以前の記事で述べたように、 Power10チップはデュアル チップ モジュール バリアントで提供されることになります。これは、間違いなく魅力的なものとなるでしょう。上の表のPower10のデータは、シングル チップ実装用であり、16コアですが、そのうちの15コアのみがアクティベートされます。IBMは、Samsungファブで製造される16のコアのうち少なくとも1コアは最初から不良となると正直に述べています。これは、7ナノメートル プロセスが新しいものであることと、Power10のようなファット チップの製造についてSamsungが習熟途上であることによるものです。IBMとSamsungがPower11で4ナノメートル プロセスへ移行するときには(IBMは5ナノメートル世代をスキップすると思われます)、クロック スピードをガバナーで調節することによって電力消費を抑制して、Power11チップレットのサイズを少し大きくし、さらにチップレットのコア数を2倍にすることができるだろうと思います。IBMはPower11 DCMを用意するでしょうし、QCM(クアッド コア モジュール)さえ用意することもあるかもしれません。QCMなら、ソケット当たりのパフォーマンスは大幅に向上します。Power10とPower11が共通のソケットを使用するとしても驚きではありませんが、おそらくPower11はDCMに制限されるでしょう。

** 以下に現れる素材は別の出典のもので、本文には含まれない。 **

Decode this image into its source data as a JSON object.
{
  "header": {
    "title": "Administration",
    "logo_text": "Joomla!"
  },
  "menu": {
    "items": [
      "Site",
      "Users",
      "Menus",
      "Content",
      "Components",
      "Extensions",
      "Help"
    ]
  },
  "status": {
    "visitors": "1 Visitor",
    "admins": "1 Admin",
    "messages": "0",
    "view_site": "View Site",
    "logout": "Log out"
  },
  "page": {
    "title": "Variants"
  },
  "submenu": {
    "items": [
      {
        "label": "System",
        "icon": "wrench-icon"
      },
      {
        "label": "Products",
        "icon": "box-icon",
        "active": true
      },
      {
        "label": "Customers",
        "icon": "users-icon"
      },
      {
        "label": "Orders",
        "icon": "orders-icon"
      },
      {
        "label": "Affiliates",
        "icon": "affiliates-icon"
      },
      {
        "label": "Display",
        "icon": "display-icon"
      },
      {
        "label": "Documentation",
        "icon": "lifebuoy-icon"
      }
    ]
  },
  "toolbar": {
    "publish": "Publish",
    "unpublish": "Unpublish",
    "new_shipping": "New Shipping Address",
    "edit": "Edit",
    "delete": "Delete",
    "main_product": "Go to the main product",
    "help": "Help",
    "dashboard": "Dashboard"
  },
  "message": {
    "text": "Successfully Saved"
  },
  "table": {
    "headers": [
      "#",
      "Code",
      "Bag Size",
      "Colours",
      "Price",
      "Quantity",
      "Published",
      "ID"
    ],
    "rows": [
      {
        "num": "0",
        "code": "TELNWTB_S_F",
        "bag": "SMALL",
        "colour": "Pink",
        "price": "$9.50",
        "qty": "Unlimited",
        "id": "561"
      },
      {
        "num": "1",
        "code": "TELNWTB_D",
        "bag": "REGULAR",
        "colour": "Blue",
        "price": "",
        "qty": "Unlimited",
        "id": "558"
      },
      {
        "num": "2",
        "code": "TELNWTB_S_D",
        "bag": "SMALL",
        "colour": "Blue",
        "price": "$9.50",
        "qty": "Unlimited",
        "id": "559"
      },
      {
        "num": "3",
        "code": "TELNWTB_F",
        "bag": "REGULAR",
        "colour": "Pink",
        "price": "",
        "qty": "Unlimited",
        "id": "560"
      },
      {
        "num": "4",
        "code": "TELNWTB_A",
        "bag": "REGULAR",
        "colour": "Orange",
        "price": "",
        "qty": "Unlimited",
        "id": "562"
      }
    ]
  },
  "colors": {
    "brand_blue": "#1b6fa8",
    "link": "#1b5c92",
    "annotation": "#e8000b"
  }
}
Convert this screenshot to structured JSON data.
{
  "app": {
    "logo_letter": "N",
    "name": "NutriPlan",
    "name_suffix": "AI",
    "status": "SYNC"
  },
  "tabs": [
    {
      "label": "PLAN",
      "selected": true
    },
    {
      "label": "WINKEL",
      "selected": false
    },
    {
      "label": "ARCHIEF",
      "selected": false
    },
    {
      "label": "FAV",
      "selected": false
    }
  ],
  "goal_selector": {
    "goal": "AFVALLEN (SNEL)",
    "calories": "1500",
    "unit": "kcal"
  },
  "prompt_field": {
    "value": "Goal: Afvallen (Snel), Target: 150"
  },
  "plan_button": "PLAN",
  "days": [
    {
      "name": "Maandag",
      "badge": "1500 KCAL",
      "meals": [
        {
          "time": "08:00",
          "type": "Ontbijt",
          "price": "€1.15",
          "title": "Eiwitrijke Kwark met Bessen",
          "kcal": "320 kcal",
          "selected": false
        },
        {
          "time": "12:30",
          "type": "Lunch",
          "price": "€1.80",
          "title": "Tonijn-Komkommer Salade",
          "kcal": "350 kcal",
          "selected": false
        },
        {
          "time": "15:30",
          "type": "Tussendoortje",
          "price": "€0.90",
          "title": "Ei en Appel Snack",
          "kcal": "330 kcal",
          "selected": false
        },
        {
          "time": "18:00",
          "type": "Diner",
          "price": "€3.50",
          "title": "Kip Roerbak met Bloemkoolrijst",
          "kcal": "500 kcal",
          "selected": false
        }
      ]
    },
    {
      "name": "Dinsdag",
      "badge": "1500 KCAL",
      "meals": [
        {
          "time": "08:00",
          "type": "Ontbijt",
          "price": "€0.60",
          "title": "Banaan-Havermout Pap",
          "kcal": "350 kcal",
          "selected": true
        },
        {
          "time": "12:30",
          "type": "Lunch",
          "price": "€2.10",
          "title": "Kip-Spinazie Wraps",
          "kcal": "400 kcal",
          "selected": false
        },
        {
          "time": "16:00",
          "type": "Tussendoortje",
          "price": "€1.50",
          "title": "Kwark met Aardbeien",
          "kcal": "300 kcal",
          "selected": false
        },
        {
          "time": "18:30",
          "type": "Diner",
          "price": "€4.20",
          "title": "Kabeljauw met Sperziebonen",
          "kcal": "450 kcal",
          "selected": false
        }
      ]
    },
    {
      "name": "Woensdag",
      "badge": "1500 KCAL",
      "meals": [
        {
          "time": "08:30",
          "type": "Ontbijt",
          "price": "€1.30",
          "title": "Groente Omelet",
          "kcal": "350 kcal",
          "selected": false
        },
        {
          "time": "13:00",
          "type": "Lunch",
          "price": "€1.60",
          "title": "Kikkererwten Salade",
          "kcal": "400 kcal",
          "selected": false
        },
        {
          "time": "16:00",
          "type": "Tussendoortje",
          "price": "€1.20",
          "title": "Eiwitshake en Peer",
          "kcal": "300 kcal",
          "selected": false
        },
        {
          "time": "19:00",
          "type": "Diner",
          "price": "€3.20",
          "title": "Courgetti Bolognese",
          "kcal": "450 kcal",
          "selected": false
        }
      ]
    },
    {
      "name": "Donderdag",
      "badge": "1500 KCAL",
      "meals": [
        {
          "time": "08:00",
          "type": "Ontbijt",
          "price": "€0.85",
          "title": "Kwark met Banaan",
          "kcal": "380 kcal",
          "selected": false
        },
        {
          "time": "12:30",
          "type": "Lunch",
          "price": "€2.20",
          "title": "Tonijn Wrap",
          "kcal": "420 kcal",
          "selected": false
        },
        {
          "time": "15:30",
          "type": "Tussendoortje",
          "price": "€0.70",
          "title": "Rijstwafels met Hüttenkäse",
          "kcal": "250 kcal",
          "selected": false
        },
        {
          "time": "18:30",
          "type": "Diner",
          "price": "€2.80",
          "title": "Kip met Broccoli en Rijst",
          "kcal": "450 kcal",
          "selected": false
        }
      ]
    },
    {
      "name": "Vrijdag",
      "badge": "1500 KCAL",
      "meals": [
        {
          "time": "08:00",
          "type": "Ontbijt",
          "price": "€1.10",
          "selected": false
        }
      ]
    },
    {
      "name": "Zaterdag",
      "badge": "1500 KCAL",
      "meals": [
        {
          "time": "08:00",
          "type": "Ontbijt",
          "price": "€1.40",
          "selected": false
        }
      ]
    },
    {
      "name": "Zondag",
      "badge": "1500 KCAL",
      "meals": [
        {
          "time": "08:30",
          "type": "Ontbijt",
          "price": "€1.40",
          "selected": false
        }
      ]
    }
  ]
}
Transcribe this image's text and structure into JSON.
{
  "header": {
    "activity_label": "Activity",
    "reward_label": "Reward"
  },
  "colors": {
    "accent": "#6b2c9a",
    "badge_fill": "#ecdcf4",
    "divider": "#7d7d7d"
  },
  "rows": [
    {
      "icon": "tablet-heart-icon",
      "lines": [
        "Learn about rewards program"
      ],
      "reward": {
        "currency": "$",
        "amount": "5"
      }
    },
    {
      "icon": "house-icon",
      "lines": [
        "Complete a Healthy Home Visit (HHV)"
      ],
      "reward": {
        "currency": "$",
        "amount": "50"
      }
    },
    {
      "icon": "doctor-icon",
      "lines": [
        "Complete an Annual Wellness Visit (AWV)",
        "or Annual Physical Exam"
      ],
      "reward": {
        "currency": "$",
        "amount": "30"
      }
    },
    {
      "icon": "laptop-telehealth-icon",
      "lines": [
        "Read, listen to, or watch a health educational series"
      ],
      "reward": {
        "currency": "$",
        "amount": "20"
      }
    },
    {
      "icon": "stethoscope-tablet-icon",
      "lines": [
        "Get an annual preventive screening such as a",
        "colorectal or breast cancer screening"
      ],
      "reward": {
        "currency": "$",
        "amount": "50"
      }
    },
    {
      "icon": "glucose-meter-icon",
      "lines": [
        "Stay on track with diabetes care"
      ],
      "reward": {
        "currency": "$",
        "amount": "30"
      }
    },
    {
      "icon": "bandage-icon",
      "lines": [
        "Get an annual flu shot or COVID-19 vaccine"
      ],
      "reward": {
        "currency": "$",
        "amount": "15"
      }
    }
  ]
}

ここまで述べてきたこと、そしてIBM提供の大まかなパフォーマンス データから推定すると、単一のPower10 コア のパワーは、おおよそ43,000 CPW前後となるのではないかと思われます。比較対象を探してみれば、これは、2002年の、8ウェイ16コアのPower4+システムとほぼ同じくらいのパフォーマンスと言えそうです。20年間で、コア当たり20倍のパフォーマンスの向上ということになり、これはなかなか立派なものです。また、これらのPower10コア(16コアすべてが起動し、使用できるとして)の シングル ソケット では、2010年および2012年の12ソケットのPower7またはPower7+システムと同じくらいのパフォーマンスということになるでしょう。ちなみに、これは、6ソケットのPower8マシン(IBMが作成したとして)、または3ソケットのPower9マシン(IBMが作成することはありませんが、Power E950にプロセッサーを3つだけ搭載すれば出来上がりです)ともほぼ同等ということになります。

Power9からPower10への移行の際に絞り出すことができたのと同じくらいのパフォーマンス向上は、Power11コアへの移行からは絞り出すことができないのではないかと思います。Power10のケースは、Power10コアが完全にリライトされたこともあり、コア当たりでパワーが平均して約2.4倍になったことによるものです。それでも、Power10からPower11への移行では、コア当たりで1.5倍くらいは絞り出すことができそうであり、そうなれば、コア当たりCPWは65,000くらいになるのではないかと思われます。これは、2012年の12コアの単一のPower7+プロセッサーとほぼ同等です。

IBMに願うとしたら、今後のPower10およびPower11プロセッサーのこのようなパフォーマンスを、手頃な価格でIBM i ワークロードに解放してもらえるとよいのだが、ということでしょうか。また、システムが行うことができる仕事を、他にもたくさん見つけてもらえるとよいと思います。そうすれば、顧客は、より少ないキャパシティーを購入するのではなく、より多くのキャパシティーを購入するようになるでしょう。どのみち、1つのコアの1/4を購入するということはできません。パフォーマンスがどれだけ向上したとしても、大切なのは、顧客にそれを使用してもらうことです。